Bachmann plummets in GOP presidential race

Published October 25, 2011 4:00am ET



Michele Bachmann, once a rising star of the Republican presidential field, is sinking into political oblivion.

The latest national poll, released Tuesday by CBS and the New York Times, shows the Minnesota congresswoman with just 2 percent of the vote, her lowest showing since April 1. Moreover, the candidate who won the Iowa straw poll in August is now in fifth place in the Hawkeye State and even further back in other early-primary states.

If Bachmann, a Tea Party favorite, is unable to make a strong showing at the Iowa caucus 10 weeks from now, she’ll have few places to turn to revive her campaign.

Bachmann has invested little in New Hampshire, a point underscored last week when her entire Granite State campaign staff quit, and she is running at the back of the pack in Florida and South Carolina, two other critical nominating states.

“For New Hampshire, she’s a total write-off,” said Patrick Hynes, a GOP strategist based in Concord. “She has absolutely no operation going here and what she had going just quit. She’s a nonfactor at this point.”

Bachmann’s campaign strategy has baffled even her own team.

Her New Hampshire staff walked after complaining Bachmann was making no effort to win there.

Karen Testerman, one of Bachmann’s former New Hampshire staffers, told The Washington Examiner that Bachmann might have had a strong shot in the nation’s first primary if only she had kept up appearances in the state.

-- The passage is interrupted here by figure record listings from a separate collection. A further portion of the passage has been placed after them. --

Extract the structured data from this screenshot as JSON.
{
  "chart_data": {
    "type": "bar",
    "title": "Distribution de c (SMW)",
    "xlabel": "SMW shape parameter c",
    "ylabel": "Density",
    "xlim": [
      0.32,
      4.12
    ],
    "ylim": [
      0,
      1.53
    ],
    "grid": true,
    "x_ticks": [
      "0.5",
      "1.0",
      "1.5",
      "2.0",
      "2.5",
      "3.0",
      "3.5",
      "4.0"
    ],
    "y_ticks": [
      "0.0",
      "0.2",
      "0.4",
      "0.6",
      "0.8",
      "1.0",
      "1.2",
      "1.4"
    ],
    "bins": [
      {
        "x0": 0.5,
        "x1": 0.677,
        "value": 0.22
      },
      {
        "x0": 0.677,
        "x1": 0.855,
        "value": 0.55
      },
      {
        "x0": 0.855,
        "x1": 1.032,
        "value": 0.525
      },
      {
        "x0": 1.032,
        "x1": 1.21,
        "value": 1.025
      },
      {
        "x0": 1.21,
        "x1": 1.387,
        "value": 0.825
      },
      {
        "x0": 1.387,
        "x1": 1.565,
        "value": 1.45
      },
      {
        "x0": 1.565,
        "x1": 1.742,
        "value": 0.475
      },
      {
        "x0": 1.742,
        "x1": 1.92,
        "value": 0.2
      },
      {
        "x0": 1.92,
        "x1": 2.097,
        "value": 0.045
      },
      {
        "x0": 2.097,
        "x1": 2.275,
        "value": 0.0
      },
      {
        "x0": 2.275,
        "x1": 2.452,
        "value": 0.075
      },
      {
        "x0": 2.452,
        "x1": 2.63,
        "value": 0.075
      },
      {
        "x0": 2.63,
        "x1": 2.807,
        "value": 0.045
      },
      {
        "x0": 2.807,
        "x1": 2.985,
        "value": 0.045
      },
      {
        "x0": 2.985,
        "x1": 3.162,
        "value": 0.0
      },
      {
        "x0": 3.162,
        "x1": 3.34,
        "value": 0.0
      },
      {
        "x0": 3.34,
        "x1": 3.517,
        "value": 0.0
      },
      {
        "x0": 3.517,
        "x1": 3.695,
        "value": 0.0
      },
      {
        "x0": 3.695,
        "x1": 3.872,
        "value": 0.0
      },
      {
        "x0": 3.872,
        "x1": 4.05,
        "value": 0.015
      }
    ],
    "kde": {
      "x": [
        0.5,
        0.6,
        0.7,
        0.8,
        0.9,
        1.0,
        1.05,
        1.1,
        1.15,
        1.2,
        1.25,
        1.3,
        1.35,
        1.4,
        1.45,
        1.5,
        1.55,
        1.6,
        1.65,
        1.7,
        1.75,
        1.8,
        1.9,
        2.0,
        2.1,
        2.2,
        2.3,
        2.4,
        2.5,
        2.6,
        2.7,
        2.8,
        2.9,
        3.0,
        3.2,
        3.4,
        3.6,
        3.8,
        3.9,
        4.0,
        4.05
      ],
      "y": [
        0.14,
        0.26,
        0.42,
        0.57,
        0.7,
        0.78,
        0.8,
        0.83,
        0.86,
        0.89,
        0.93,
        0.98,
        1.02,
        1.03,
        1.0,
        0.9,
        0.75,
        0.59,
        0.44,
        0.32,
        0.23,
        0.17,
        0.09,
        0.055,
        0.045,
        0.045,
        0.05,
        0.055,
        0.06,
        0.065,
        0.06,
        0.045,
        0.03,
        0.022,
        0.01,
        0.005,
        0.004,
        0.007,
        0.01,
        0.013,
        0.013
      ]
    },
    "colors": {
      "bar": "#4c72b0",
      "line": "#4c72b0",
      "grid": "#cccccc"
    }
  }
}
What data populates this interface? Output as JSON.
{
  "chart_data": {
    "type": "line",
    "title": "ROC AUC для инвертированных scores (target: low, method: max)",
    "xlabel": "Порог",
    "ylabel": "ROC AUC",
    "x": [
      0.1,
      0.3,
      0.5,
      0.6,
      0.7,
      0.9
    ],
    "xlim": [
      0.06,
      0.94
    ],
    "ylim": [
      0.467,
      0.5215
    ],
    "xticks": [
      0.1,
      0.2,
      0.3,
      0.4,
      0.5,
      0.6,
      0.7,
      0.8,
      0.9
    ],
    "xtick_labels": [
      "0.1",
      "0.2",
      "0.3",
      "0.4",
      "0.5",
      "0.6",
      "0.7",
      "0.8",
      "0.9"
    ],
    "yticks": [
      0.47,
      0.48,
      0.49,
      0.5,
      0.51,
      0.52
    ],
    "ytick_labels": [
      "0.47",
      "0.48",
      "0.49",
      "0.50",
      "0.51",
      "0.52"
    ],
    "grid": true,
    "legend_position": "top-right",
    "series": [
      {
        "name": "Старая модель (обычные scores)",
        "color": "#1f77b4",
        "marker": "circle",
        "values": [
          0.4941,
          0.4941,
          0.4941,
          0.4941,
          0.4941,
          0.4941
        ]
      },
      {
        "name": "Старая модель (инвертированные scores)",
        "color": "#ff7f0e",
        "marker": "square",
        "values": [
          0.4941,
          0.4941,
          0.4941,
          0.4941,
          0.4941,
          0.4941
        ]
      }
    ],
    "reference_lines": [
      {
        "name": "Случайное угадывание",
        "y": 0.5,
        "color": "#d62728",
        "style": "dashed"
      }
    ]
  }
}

“I think she very definitely could have been one of the top three finishers, easily,” Testerman said. “I think her message sells well. She’s very honest with people, and they connect well with her.”

But, Testerman said, Bachmann’s national campaign staff had other ideas.

Bachmann began campaigning in New Hampshire in March and continued making appearances through June. Then, she suddenly stopped coming, Testerman said.

“For some reason the national operatives don’t think she can win in New Hampshire so they are not even going to put her there, which is a real shame,” she added.

Bachmann’s national campaign team did not respond to a request for an interview.

Bachmann’s strongest chance for revival lies in Iowa, where Herman Cain, a former pizza executive selling a 9 percent tax plan, has taken the lead.

Bachmann was once at the top of the field, peaking at the Iowa straw poll in August. But as soon as fellow social conservative Rick Perry, the Texas governor, entered the race, much of her support fled to him. She never recovered, even though Perry, too, dropped to the single digits, because many of her former supporters now back Cain.

After focusing for a while on fundraising, Bachmann has returned to the campaign trail in Iowa, showing up at events and shaking voters’ hands much as she was doing last summer before winning the straw poll.

University of Iowa political science professor Timothy Hagle said Bachmann’s decision to get back to retail politics could salvage her chances in Iowa, but she must win the nation’s first caucus or finish a close second.

“If she ends up in some kind of fourth- or fifth-place finish,” Hagle said, “she might be able to continue, but I think the writing will really be on the wall at that point.”